TEMPO.CO, Nauru - Hodan Yasin, 21 tahun, pengungsi asal Somalia, dikirim ke Australia dalam kondisi kritis setelah membakar dirinya sendiri di kamp imigrasi Australia di Nauru, Pasifik, Senin, 3 Mei 2016.
Peristiwa bakar diri Hodan Yasin hanya tiga hari berselang setelah seorang pengungsi asal Iran, Omid Masau Mali, 23 tahun, membakar dirinya di kamp pengungsi di Nauru. Hodan diterbangkan sejauh 4.500 kilometer dari Nauru ke Kota Brisbane, Australia, hari ini untuk mendapat perawatan karena luka bakar.
Aksi bakar diri ini diduga sebagai bentuk rasa putus asa hidup di kamp pengungsi milik Australia itu. Mereka yang berjuang ke Australia dikabarkan tidak akan pernah menginjak Australia, melainkan ditempatkan di kamp pengungsi di Nauru dan Papua Nugini. Para pengungsi, termasuk anak-anak, hidup berbulan-bulan bahkan bertahun-tahun di kamp Nauru.

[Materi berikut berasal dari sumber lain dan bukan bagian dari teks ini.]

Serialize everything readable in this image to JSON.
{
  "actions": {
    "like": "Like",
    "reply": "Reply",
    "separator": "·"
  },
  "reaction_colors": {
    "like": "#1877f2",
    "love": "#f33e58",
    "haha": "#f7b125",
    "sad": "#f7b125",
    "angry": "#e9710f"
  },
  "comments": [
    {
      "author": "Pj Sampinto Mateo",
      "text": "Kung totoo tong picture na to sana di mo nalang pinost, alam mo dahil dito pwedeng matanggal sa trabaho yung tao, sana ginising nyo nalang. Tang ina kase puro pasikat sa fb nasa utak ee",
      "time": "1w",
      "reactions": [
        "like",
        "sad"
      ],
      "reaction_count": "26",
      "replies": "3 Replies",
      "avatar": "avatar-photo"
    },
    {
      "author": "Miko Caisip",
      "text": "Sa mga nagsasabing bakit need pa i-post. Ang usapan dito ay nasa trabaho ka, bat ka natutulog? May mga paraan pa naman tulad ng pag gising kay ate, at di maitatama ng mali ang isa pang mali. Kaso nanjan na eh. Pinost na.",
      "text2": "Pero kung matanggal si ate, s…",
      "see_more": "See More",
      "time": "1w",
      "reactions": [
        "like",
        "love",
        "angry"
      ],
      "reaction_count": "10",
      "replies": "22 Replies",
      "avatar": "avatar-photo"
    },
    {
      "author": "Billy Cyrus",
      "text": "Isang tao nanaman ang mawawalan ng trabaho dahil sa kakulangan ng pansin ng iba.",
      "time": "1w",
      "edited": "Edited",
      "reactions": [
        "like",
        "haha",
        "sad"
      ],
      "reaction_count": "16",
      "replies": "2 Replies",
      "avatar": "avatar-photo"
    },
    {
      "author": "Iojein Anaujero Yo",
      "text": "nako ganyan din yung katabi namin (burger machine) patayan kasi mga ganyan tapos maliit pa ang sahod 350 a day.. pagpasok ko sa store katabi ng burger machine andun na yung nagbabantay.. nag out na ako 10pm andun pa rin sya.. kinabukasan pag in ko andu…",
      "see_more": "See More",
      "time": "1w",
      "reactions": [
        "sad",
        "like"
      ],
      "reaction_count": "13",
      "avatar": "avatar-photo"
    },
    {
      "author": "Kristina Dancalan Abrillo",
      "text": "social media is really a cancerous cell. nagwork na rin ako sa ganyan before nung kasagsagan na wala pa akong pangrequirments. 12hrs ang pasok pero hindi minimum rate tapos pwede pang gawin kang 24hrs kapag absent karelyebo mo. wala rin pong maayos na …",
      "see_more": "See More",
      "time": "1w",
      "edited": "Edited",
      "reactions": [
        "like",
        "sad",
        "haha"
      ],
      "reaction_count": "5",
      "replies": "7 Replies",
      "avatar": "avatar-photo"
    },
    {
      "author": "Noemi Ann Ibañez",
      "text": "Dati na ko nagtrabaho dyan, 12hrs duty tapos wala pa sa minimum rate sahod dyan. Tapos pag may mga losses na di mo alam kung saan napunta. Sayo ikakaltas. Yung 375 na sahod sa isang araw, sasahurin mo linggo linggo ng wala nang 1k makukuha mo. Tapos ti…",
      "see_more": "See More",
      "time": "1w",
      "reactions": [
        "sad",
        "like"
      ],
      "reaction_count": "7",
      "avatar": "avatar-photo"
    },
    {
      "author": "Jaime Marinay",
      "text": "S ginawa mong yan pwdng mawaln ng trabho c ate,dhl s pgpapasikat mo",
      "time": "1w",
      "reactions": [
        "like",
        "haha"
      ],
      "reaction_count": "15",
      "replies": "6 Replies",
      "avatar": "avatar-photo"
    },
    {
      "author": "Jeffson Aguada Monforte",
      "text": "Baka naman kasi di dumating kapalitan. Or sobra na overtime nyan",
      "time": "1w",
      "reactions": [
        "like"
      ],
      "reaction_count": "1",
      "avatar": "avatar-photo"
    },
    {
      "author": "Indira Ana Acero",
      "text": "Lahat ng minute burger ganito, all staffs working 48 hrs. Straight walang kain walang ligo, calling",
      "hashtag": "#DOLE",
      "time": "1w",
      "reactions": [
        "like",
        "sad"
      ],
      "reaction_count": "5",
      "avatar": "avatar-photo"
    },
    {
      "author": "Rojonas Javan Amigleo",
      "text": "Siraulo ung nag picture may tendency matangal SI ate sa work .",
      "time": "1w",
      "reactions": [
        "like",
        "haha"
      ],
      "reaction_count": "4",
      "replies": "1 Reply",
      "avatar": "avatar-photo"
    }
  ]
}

Adapun Australia berkukuh mempertahankan kebijakannya untuk menolak masuknya para pengungsi yang datang menggunakan kapal, termasuk pencari suaka.
Menteri Imigrasi Australia Peter Dutton menuduh para pembela hak-hak pengungsi telah memberikan harapan palsu kepada para pengungsi. "Saya mendengar laporan tentang pesan yang disampaikan para pembela kepada orang-orang di Nauru, membuat mereka berpikir bahwa dengan melukai diri sendiri dan merusak rumah sakit atau aset di Nauru akan mengubah tekad pemerintah (Australia)."
Berbicara di Canberra pada Selasa pagi, 3 Mei 2016, Dutton menuding pembela imigran memaksa para pengungsi bertindak ekstrem dan berbahaya, mencoba mengubah kebijakan imigrasi pemerintah federal. "Saya ulangi pernyataan ini bahwa niat mereka mungkin terhormat dan mulia, tapi mereka menyebabkan bahaya serius," kata Dutton.
Australia menahan para pengungsi untuk tidak mencapai negara itu dengan membayar Nauru dan Papua Nugini untuk menahan mereka di kamp-kamp pengungsi.